On the prediction of long-lived bugs: An analysis and comparative study using FLOSS projects,Information and Software Technology

当前位置： X-MOL 学术 › Inf. Softw. Technol. › 论文详情

Our official English website, www.x-mol.net, welcomes your feedback! (Note: you will need to create a separate account there.)

On the prediction of long-lived bugs: An analysis and comparative study using FLOSS projects
Information and Software Technology ( IF 3.9 ) Pub Date : 2020-12-28 , DOI: 10.1016/j.infsof.2020.106508
Luiz Alberto Ferreira Gomes , Ricardo da Silva Torres , Mario Lúcio Côrtes

Context:

Software evolution and maintenance activities in today’s Free/Libre Open Source Software (FLOSS) rely primarily on information extracted from bug reports registered in bug tracking systems. Many studies point out that most bugs that adversely affect the user’s experience across versions of FLOSS projects are long-lived bugs. However, proposed approaches that support bug fixing procedures do not consider the real-world lifecycle of a bug, in which bugs are often fixed very fast. This may lead to useless efforts to automate the bug management process.

Objective:

This study aims to confirm whether the number of long-lived bugs is significantly high in popular open-source projects and to characterize the population of long-lived bugs by considering the attributes of bug reports. We also aim to conduct a comparative study evaluating the prediction accuracy of five well-known machine learning algorithms and text mining techniques in the task of predicting long-lived bugs.

Methods:

We collected bug reports from six popular open-source projects repositories (Eclipse, Freedesktop, Gnome, GCC, Mozilla, and WineHQ) and used the following machine learning algorithms to predict long-lived bugs: K-Nearest Neighbor, Naïve Bayes, Neural Networks, Random Forest, and Support Vector Machines.

Results:

Our results show that long-lived bugs are relatively frequent (varying from 7.2% to 40.7%) and have unique characteristics, confirming the need to study solutions to support bug fixing management.
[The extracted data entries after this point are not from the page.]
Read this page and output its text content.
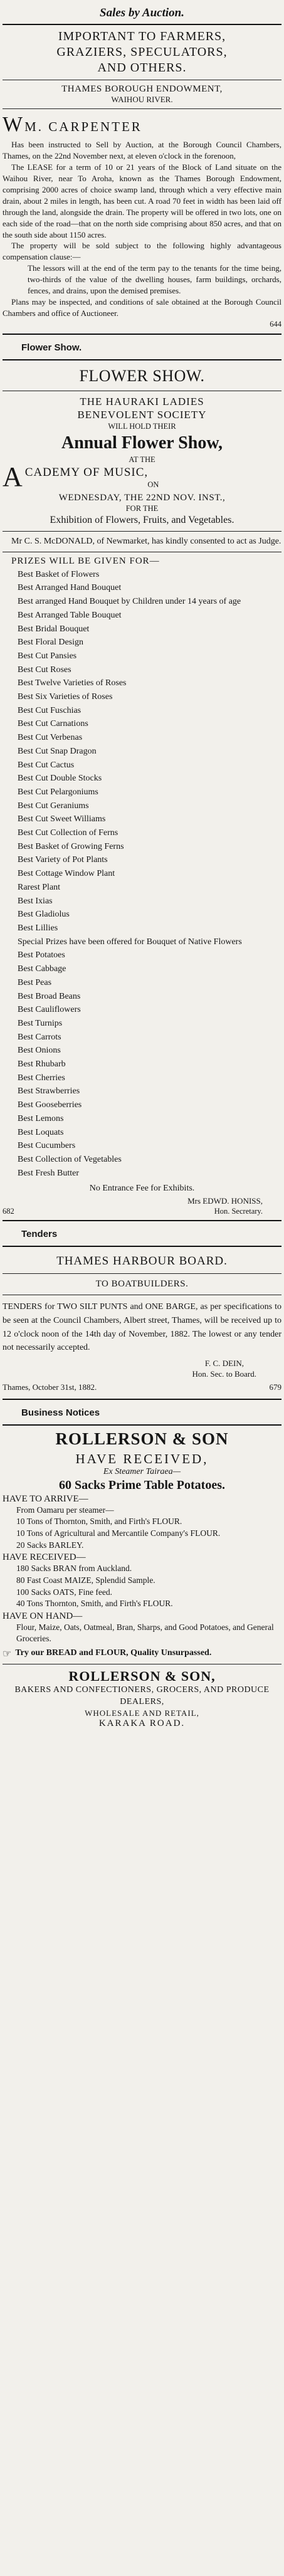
Sales by Auction.
IMPORTANT TO FARMERS,
GRAZIERS, SPECULATORS,
AND OTHERS.
THAMES BOROUGH ENDOWMENT,
WAIHOU RIVER.
WM. CARPENTER

Has been instructed to Sell by Auction, at the Borough Council Chambers, Thames, on the 22nd November next, at eleven o'clock in the forenoon,

The LEASE for a term of 10 or 21 years of the Block of Land situate on the Waihou River, near To Aroha, known as the Thames Borough Endowment, comprising 2000 acres of choice swamp land, through which a very effective main drain, about 2 miles in length, has been cut. A road 70 feet in width has been laid off through the land, alongside the drain. The property will be offered in two lots, one on each side of the road—that on the north side comprising about 850 acres, and that on the south side about 1150 acres.

The property will be sold subject to the following highly advantageous compensation clause:—

The lessors will at the end of the term pay to the tenants for the time being, two-thirds of the value of the dwelling houses, farm buildings, orchards, fences, and drains, upon the demised premises.

Plans may be inspected, and conditions of sale obtained at the Borough Council Chambers and office of Auctioneer.

644
Flower Show.
FLOWER SHOW.
THE HAURAKI LADIES
BENEVOLENT SOCIETY
WILL HOLD THEIR
Annual Flower Show,
AT THE
A CADEMY OF MUSIC,
ON
WEDNESDAY, THE 22ND NOV. INST.,
FOR THE
Exhibition of Flowers, Fruits, and Vegetables.

Mr C. S. McDONALD, of Newmarket, has kindly consented to act as Judge.

PRIZES WILL BE GIVEN FOR—
Best Basket of Flowers
Best Arranged Hand Bouquet
Best arranged Hand Bouquet by Children under 14 years of age
Best Arranged Table Bouquet
Best Bridal Bouquet
Best Floral Design
Best Cut Pansies
Best Cut Roses
Best Twelve Varieties of Roses
Best Six Varieties of Roses
Best Cut Fuschias
Best Cut Carnations
Best Cut Verbenas
Best Cut Snap Dragon
Best Cut Cactus
Best Cut Double Stocks
Best Cut Pelargoniums
Best Cut Geraniums
Best Cut Sweet Williams
Best Cut Collection of Ferns
Best Basket of Growing Ferns
Best Variety of Pot Plants
Best Cottage Window Plant
Rarest Plant
Best Ixias
Best Gladiolus
Best Lillies
Special Prizes have been offered for Bouquet of Native Flowers
Best Potatoes
Best Cabbage
Best Peas
Best Broad Beans
Best Cauliflowers
Best Turnips
Best Carrots
Best Onions
Best Rhubarb
Best Cherries
Best Strawberries
Best Gooseberries
Best Lemons
Best Loquats
Best Cucumbers
Best Collection of Vegetables
Best Fresh Butter
No Entrance Fee for Exhibits.
Mrs EDWD. HONISS,
682	Hon. Secretary.
Tenders
THAMES HARBOUR BOARD.
TO BOATBUILDERS.

TENDERS for TWO SILT PUNTS and ONE BARGE, as per specifications to be seen at the Council Chambers, Albert street, Thames, will be received up to 12 o'clock noon of the 14th day of November, 1882. The lowest or any tender not necessarily accepted.

F. C. DEIN,
Hon. Sec. to Board.
Thames, October 31st, 1882.	679
Business Notices
ROLLERSON & SON
HAVE RECEIVED,
Ex Steamer Tairaea—
60 Sacks Prime Table Potatoes.
HAVE TO ARRIVE—
From Oamaru per steamer—
10 Tons of Thornton, Smith, and Firth's FLOUR.
10 Tons of Agricultural and Mercantile Company's FLOUR.
20 Sacks BARLEY.
HAVE RECEIVED—
180 Sacks BRAN from Auckland.
80 Fast Coast MAIZE, Splendid Sample.
100 Sacks OATS, Fine feed.
40 Tons Thornton, Smith, and Firth's FLOUR.
HAVE ON HAND—

Flour, Maize, Oats, Oatmeal, Bran, Sharps, and Good Potatoes, and General Groceries.

☞ Try our BREAD and FLOUR, Quality Unsurpassed.
ROLLERSON & SON,
BAKERS AND CONFECTIONERS, GROCERS, AND PRODUCE DEALERS,
WHOLESALE AND RETAIL,
KARAKA ROAD.
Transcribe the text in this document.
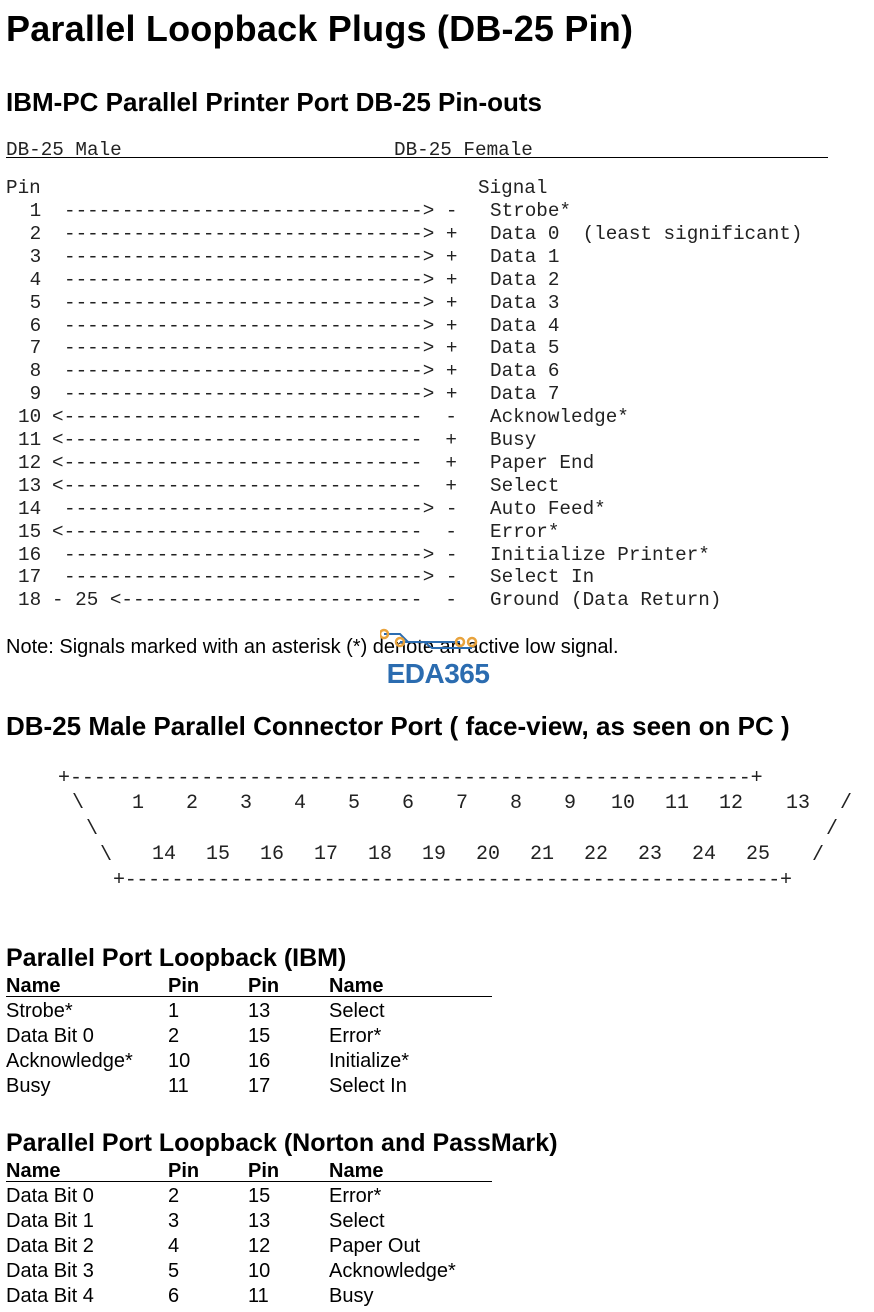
Parallel Loopback Plugs (DB-25 Pin)
IBM-PC Parallel Printer Port DB-25 Pin-outs
DB-25 Male	DB-25 Female
Pin	Signal
1	-------------------------------> - Strobe*
2	-------------------------------> + Data 0  (least significant)
3	-------------------------------> + Data 1
4	-------------------------------> + Data 2
5	-------------------------------> + Data 3
6	-------------------------------> + Data 4
7	-------------------------------> + Data 5
8	-------------------------------> + Data 6
9	-------------------------------> + Data 7
10 <-------------------------------  - Acknowledge*
11 <-------------------------------  + Busy
12 <-------------------------------  + Paper End
13 <-------------------------------  + Select
14	-------------------------------> - Auto Feed*
15 <-------------------------------  - Error*
16	-------------------------------> - Initialize Printer*
17	-------------------------------> - Select In
18 - 25 <--------------------------  - Ground (Data Return)
Note: Signals marked with an asterisk (*) denote an active low signal.
EDA365
DB-25 Male Parallel Connector Port ( face-view, as seen on PC )
+---------------------------------------------------------+
\	/
\	/
\	/
1 2 3 4 5 6 7 8 9 10 11 12 13
14 15 16 17 18 19 20 21 22 23 24 25
+--------------------------------------------------------+
Parallel Port Loopback (IBM)
Name	Pin Pin Name
Strobe*	1	13	Select
Data Bit 0	2	15	Error*
Acknowledge* 10	16	Initialize*
Busy	11	17	Select In
Parallel Port Loopback (Norton and PassMark)
Name	Pin Pin Name
Data Bit 0	2	15	Error*
Data Bit 1	3	13	Select
Data Bit 2	4	12	Paper Out
Data Bit 3	5	10	Acknowledge*
Data Bit 4	6	11	Busy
We found that the Neural Network classifier yielded the best results in comparison to the other algorithms evaluated.

Conclusion:

Research efforts regarding long-lived bugs are needed and our results demonstrate that it is possible to predict long-lived bugs with a high accuracy (around 70.7%) despite the use of simple prediction algorithms and text mining methods.

中文翻译：

关于长寿虫的预测：使用FLOSS项目的分析和比较研究

内容：

当今的免费/自由开源软件（FLOSS）中的软件开发和维护活动主要依赖于从在错误跟踪系统中注册的错误报告中提取的信息。许多研究指出，大多数对FLOSS项目的版本产生不利影响的bug都是长期存在的bug。但是，所提出的支持错误修复程序的方法并未考虑错误的真实生命周期，在这种情况下，通常会很快修复错误。这可能导致无用的努力来使错误管理过程自动化。